Downsizing the garden library – and updating on Monarchs

It’s been fun, going through my garden books, many of them dating to the ‘90s and early ‘00s when I was writing reviews for the Toronto Star, and beautiful and interesting books just flowed my way. But I have to reduce my collection, this is the year I am trying to get rid of stuff... so I will have a whole lot of books for sale when I re-open this Saturday, September 9, after which they will be gone.

But it’s hard, deciding what has to go!

There are some I won’t take leave of, even though I have long outgrown them – like my first gardening book, purchased in 1978 when I finally had a garden.
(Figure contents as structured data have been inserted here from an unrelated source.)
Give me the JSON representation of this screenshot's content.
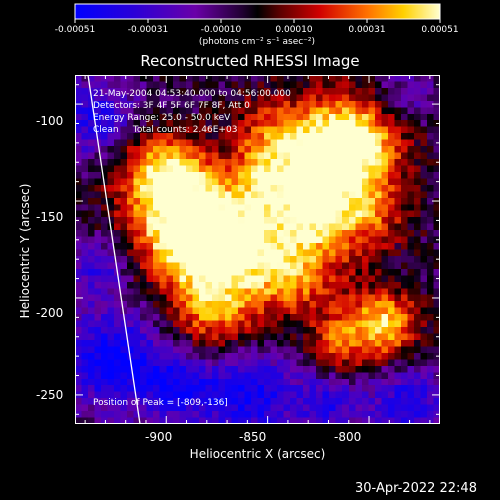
{
  "colorbar": {
    "tick_labels": [
      "-0.00051",
      "-0.00031",
      "-0.00010",
      "0.00010",
      "0.00031",
      "0.00051"
    ],
    "units_label": "(photons cm⁻² s⁻¹ asec⁻²)",
    "min": -0.00051,
    "max": 0.00051
  },
  "chart_data": {
    "type": "heatmap",
    "title": "Reconstructed RHESSI Image",
    "xlabel": "Heliocentric X (arcsec)",
    "ylabel": "Heliocentric Y (arcsec)",
    "xlim": [
      -945,
      -765
    ],
    "ylim": [
      -265,
      -85
    ],
    "x_ticks": [
      "-900",
      "-850",
      "-800"
    ],
    "y_ticks": [
      "-100",
      "-150",
      "-200",
      "-250"
    ],
    "annotations": {
      "time_range": "21-May-2004 04:53:40.000 to 04:56:00.000",
      "detectors": "Detectors: 3F 4F 5F 6F 7F 8F, Att 0",
      "energy_range": "Energy Range: 25.0 - 50.0 keV",
      "clean_counts": "Clean     Total counts: 2.46E+03",
      "peak_position": "Position of Peak = [-809,-136]"
    }
  },
  "footer": {
    "timestamp": "30-Apr-2022 22:48"
  }
}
Carters Dictionary of Gardening was my guide in those early years (this was in the U.K.) – but a keen interest in growing food – dealt with rather too succinctly by Carters in a few short pages under ‘K’ for Kitchen Garden – prompted an investment in a slim paperback by D. G. Hessayon called the Vegetable Plotter. It’s simple and still valued, with you-can’t-go-wrong instructions on growing 25 vegetables, from broad beans to turnips.

Returning to Canada in the early ‘80s, I started my Simcoe County garden and refined my vegetable growing techniques with the Harrowsmith Northern Gardener by Jennifer Bennett. My volume is not in good shape, having weathered a rainstorm or two, but just seeing the cover brings back many happy memories.